Credo che da un bel po' ci sia un interesse della gente, quindi anche mia, per capire meglio i bilanci della Curia e in specie della Diocesi romana.
Perciò senza altri strumenti a mia disposizione, ho cercato su internet e ho trovato su Ponteferro quanto segue:
" ...Ci siamo perciò documentati presso fonti ufficiali della CEI e te ne diamo conto.
Il rendiconto riguarda l’insieme della Chiesa italiana. Nell’ultimo anno fiscale l’8 per mille ha fruttato 781 milioni di euro, pari a 1.500 miliardi delle vecchie lire.
Fermo restando che l’accordo relativo tra Stato e Chiesa non prevede nessun diritto di verifica da parte dell’Italia circa l’effettiva destinazione di tale cifra, si deve prendere per buono ciò che la CEI ha comunicato.
Che è il seguente: 155 milioni sono andati alle Diocesi, 130 alla costruzione di nuove chiese, 116 alla copertura di “iniziative nazionali”, 70 a favore di beni artistici e culturali, 85 ad atti di carità diocesani, 80 ad atti di carità al Terzo Mondo, 30 a non meglio specificati “fini nazionali” e 315 al “sostentamento del clero”.
Da queste cifre è facile desumere che la “voce” più cospicua è costituita dal sostentamento al clero.
La cosa appare logica poiché l’8 per mille ha sostituito una forma di più diretto finanziamento statale risalente al Concordato del 1929 che aveva per oggetto esplicito la spesa per il mantenimento del personale ecclesiastico.
Si tratta oggi di 39.000 sacerdoti suddivisi in 226 diocesi.

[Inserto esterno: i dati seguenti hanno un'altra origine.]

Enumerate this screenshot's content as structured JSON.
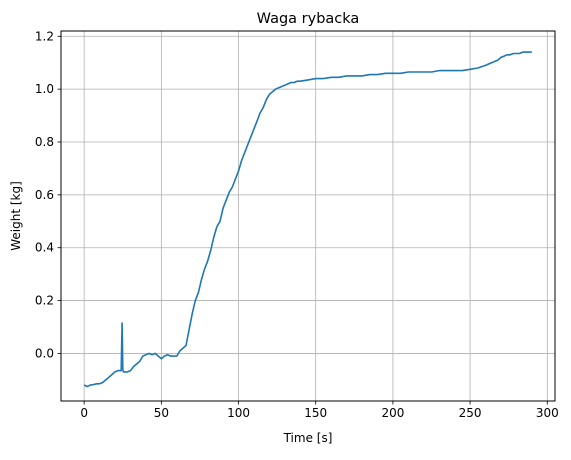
{
  "chart_data": {
    "type": "line",
    "title": "Waga rybacka",
    "xlabel": "Time [s]",
    "ylabel": "Weight [kg]",
    "xlim": [
      -15,
      305
    ],
    "ylim": [
      -0.18,
      1.22
    ],
    "xticks": [
      0,
      50,
      100,
      150,
      200,
      250,
      300
    ],
    "yticks": [
      0.0,
      0.2,
      0.4,
      0.6,
      0.8,
      1.0,
      1.2
    ],
    "xtick_labels": [
      "0",
      "50",
      "100",
      "150",
      "200",
      "250",
      "300"
    ],
    "ytick_labels": [
      "0.0",
      "0.2",
      "0.4",
      "0.6",
      "0.8",
      "1.0",
      "1.2"
    ],
    "grid": true,
    "line_color": "#1f77b4",
    "grid_color": "#b0b0b0",
    "series": [
      {
        "x": [
          0,
          2,
          4,
          6,
          8,
          10,
          12,
          14,
          16,
          18,
          20,
          22,
          24,
          24.6,
          25,
          25.4,
          26,
          28,
          30,
          32,
          34,
          36,
          38,
          40,
          42,
          44,
          46,
          48,
          50,
          52,
          54,
          56,
          58,
          60,
          62,
          64,
          66,
          68,
          70,
          72,
          74,
          76,
          78,
          80,
          82,
          84,
          86,
          88,
          90,
          92,
          94,
          96,
          98,
          100,
          102,
          104,
          106,
          108,
          110,
          112,
          114,
          116,
          118,
          120,
          122,
          124,
          126,
          128,
          130,
          132,
          134,
          136,
          138,
          140,
          145,
          150,
          155,
          160,
          165,
          170,
          175,
          180,
          185,
          190,
          195,
          200,
          205,
          210,
          215,
          220,
          225,
          230,
          235,
          240,
          245,
          250,
          255,
          260,
          262,
          264,
          266,
          268,
          270,
          272,
          274,
          276,
          278,
          280,
          282,
          284,
          286,
          288,
          290
        ],
        "y": [
          -0.12,
          -0.125,
          -0.12,
          -0.118,
          -0.115,
          -0.115,
          -0.11,
          -0.1,
          -0.09,
          -0.08,
          -0.07,
          -0.065,
          -0.065,
          0.115,
          -0.06,
          -0.07,
          -0.07,
          -0.07,
          -0.065,
          -0.05,
          -0.04,
          -0.03,
          -0.01,
          -0.005,
          -0.0,
          -0.005,
          -0.0,
          -0.01,
          -0.02,
          -0.01,
          -0.005,
          -0.01,
          -0.01,
          -0.01,
          0.01,
          0.02,
          0.03,
          0.09,
          0.15,
          0.2,
          0.23,
          0.28,
          0.32,
          0.35,
          0.39,
          0.44,
          0.48,
          0.5,
          0.55,
          0.58,
          0.61,
          0.63,
          0.66,
          0.69,
          0.73,
          0.76,
          0.79,
          0.82,
          0.85,
          0.88,
          0.91,
          0.93,
          0.96,
          0.98,
          0.99,
          1.0,
          1.005,
          1.01,
          1.015,
          1.02,
          1.025,
          1.025,
          1.03,
          1.03,
          1.035,
          1.04,
          1.04,
          1.045,
          1.045,
          1.05,
          1.05,
          1.05,
          1.055,
          1.055,
          1.06,
          1.06,
          1.06,
          1.065,
          1.065,
          1.065,
          1.065,
          1.07,
          1.07,
          1.07,
          1.07,
          1.075,
          1.08,
          1.09,
          1.095,
          1.1,
          1.105,
          1.11,
          1.12,
          1.125,
          1.13,
          1.13,
          1.135,
          1.135,
          1.135,
          1.14,
          1.14,
          1.14,
          1.14
        ]
      }
    ]
  }
}
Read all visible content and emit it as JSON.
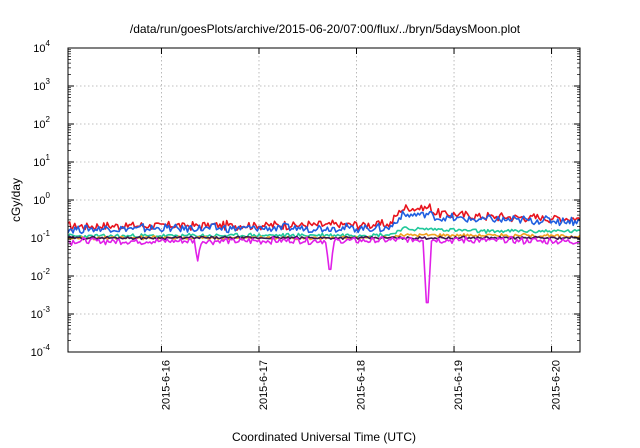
{
  "chart_data": {
    "type": "line",
    "title": "/data/run/goesPlots/archive/2015-06-20/07:00/flux/../bryn/5daysMoon.plot",
    "xlabel": "Coordinated Universal Time (UTC)",
    "ylabel": "cGy/day",
    "yscale": "log",
    "ylim": [
      0.0001,
      10000
    ],
    "xlim": [
      "2015-06-15 01:00",
      "2015-06-20 07:00"
    ],
    "x_ticks": [
      "2015-6-16",
      "2015-6-17",
      "2015-6-18",
      "2015-6-19",
      "2015-6-20"
    ],
    "y_ticks": [
      {
        "base": "10",
        "exp": "-4"
      },
      {
        "base": "10",
        "exp": "-3"
      },
      {
        "base": "10",
        "exp": "-2"
      },
      {
        "base": "10",
        "exp": "-1"
      },
      {
        "base": "10",
        "exp": "0"
      },
      {
        "base": "10",
        "exp": "1"
      },
      {
        "base": "10",
        "exp": "2"
      },
      {
        "base": "10",
        "exp": "3"
      },
      {
        "base": "10",
        "exp": "4"
      }
    ],
    "grid": true,
    "series": [
      {
        "color": "#e8141e",
        "base": [
          [
            0,
            0.2
          ],
          [
            3.3,
            0.22
          ],
          [
            3.42,
            0.58
          ],
          [
            3.6,
            0.6
          ],
          [
            3.72,
            0.62
          ],
          [
            3.75,
            0.45
          ],
          [
            4.0,
            0.4
          ],
          [
            4.2,
            0.36
          ],
          [
            5.25,
            0.32
          ]
        ],
        "noise": 0.26,
        "dips": []
      },
      {
        "color": "#1f5fe0",
        "base": [
          [
            0,
            0.17
          ],
          [
            3.3,
            0.18
          ],
          [
            3.42,
            0.38
          ],
          [
            3.72,
            0.42
          ],
          [
            3.75,
            0.34
          ],
          [
            4.2,
            0.3
          ],
          [
            5.25,
            0.27
          ]
        ],
        "noise": 0.26,
        "dips": []
      },
      {
        "color": "#20c89a",
        "base": [
          [
            0,
            0.11
          ],
          [
            3.3,
            0.12
          ],
          [
            3.42,
            0.17
          ],
          [
            3.72,
            0.17
          ],
          [
            4.2,
            0.15
          ],
          [
            5.25,
            0.15
          ]
        ],
        "noise": 0.12,
        "dips": []
      },
      {
        "color": "#f0a020",
        "base": [
          [
            0,
            0.1
          ],
          [
            3.3,
            0.1
          ],
          [
            3.42,
            0.12
          ],
          [
            3.72,
            0.12
          ],
          [
            5.25,
            0.11
          ]
        ],
        "noise": 0.1,
        "dips": []
      },
      {
        "color": "#3a1850",
        "base": [
          [
            0,
            0.1
          ],
          [
            5.25,
            0.1
          ]
        ],
        "noise": 0.08,
        "dips": []
      },
      {
        "color": "#e020e8",
        "base": [
          [
            0,
            0.08
          ],
          [
            3.3,
            0.085
          ],
          [
            3.42,
            0.09
          ],
          [
            5.25,
            0.08
          ]
        ],
        "noise": 0.2,
        "dips": [
          [
            1.33,
            0.025
          ],
          [
            2.69,
            0.015
          ],
          [
            3.68,
            0.002
          ]
        ]
      }
    ]
  }
}
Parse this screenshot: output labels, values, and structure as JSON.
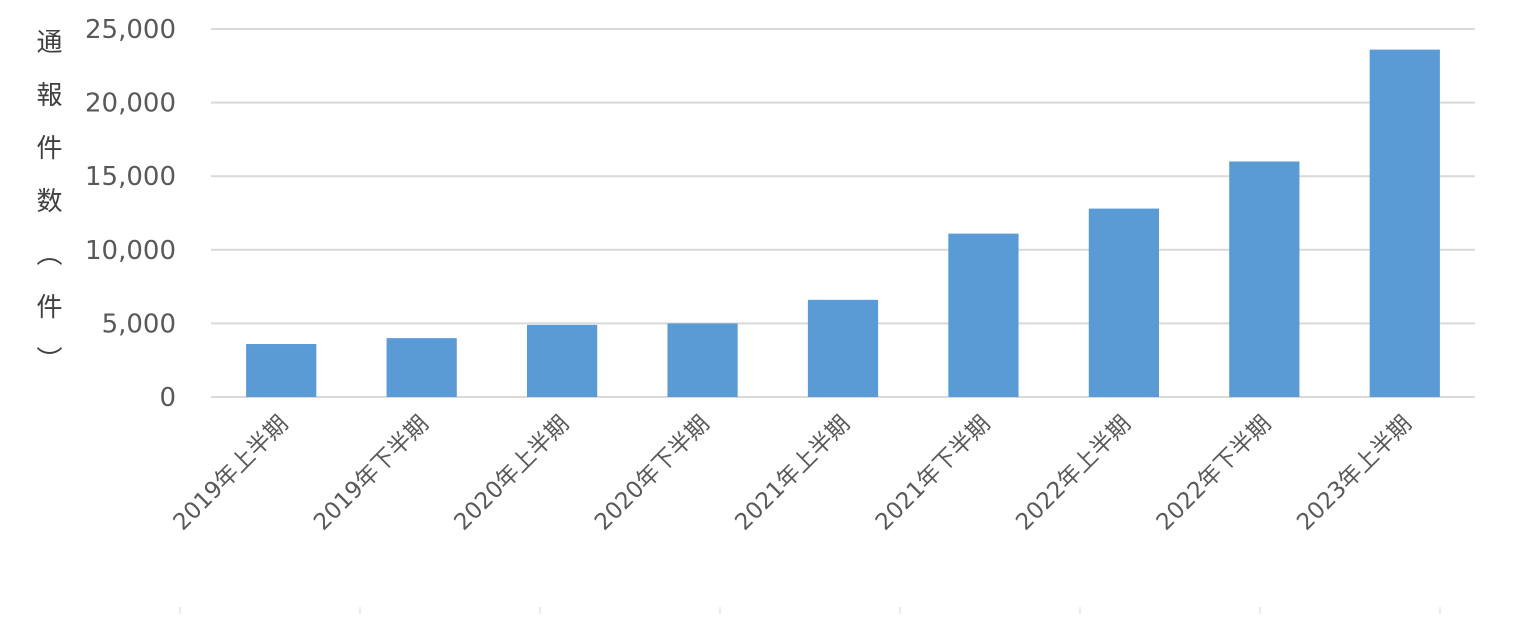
{
  "chart_data": {
    "type": "bar",
    "y_label": "通報件数（件）",
    "categories": [
      "2019年上半期",
      "2019年下半期",
      "2020年上半期",
      "2020年下半期",
      "2021年上半期",
      "2021年下半期",
      "2022年上半期",
      "2022年下半期",
      "2023年上半期"
    ],
    "values": [
      3600,
      4000,
      4900,
      5000,
      6600,
      11100,
      12800,
      16000,
      23600
    ],
    "color": "#5b9bd5",
    "ylim": [
      0,
      25000
    ],
    "yticks": [
      0,
      {
        "value": 5000,
        "label": "5,000"
      },
      {
        "value": 10000,
        "label": "10,000"
      },
      {
        "value": 15000,
        "label": "15,000"
      },
      {
        "value": 20000,
        "label": "20,000"
      },
      {
        "value": 25000,
        "label": "25,000"
      }
    ],
    "grid": true
  }
}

Noi non sappiamo cosa s’intende esattamente per “sostentamento”: uno stipendio più la copertura previdenziale e assicurativa, più la copertura di spese per consumi vitali e servizi? Esiste una gerarchia reddituale tra i vari gradi del clero, dal parroco al cardinale?
Di certo c’è che dall’8 per mille va al personale ecclesiastico circa il doppio delle varie forme di “carità”. Naturalmente una proporzione esatta è difficile da individuare perché dal resoconto sopra riferito è esclusa ogni altra voce del bilancio reale dell’organizzazione ecclesiastica: lasciti, servizi a pagamento, questue, redditi immobiliari, finanziamenti curiali, e quant’altro.
E non è a nostra conoscenza quanto lo Stato spenda per gli insegnanti di religione la cui nomina è tuttora riservata alla gerarchia. Nonostante questi limiti conoscitivi, possiamo affermare con certezza che solo una parte molto parziale dell’imposta italiana va a opere di carità, se si esclude che mantenere un prete sia di per sé un’opera caritativa."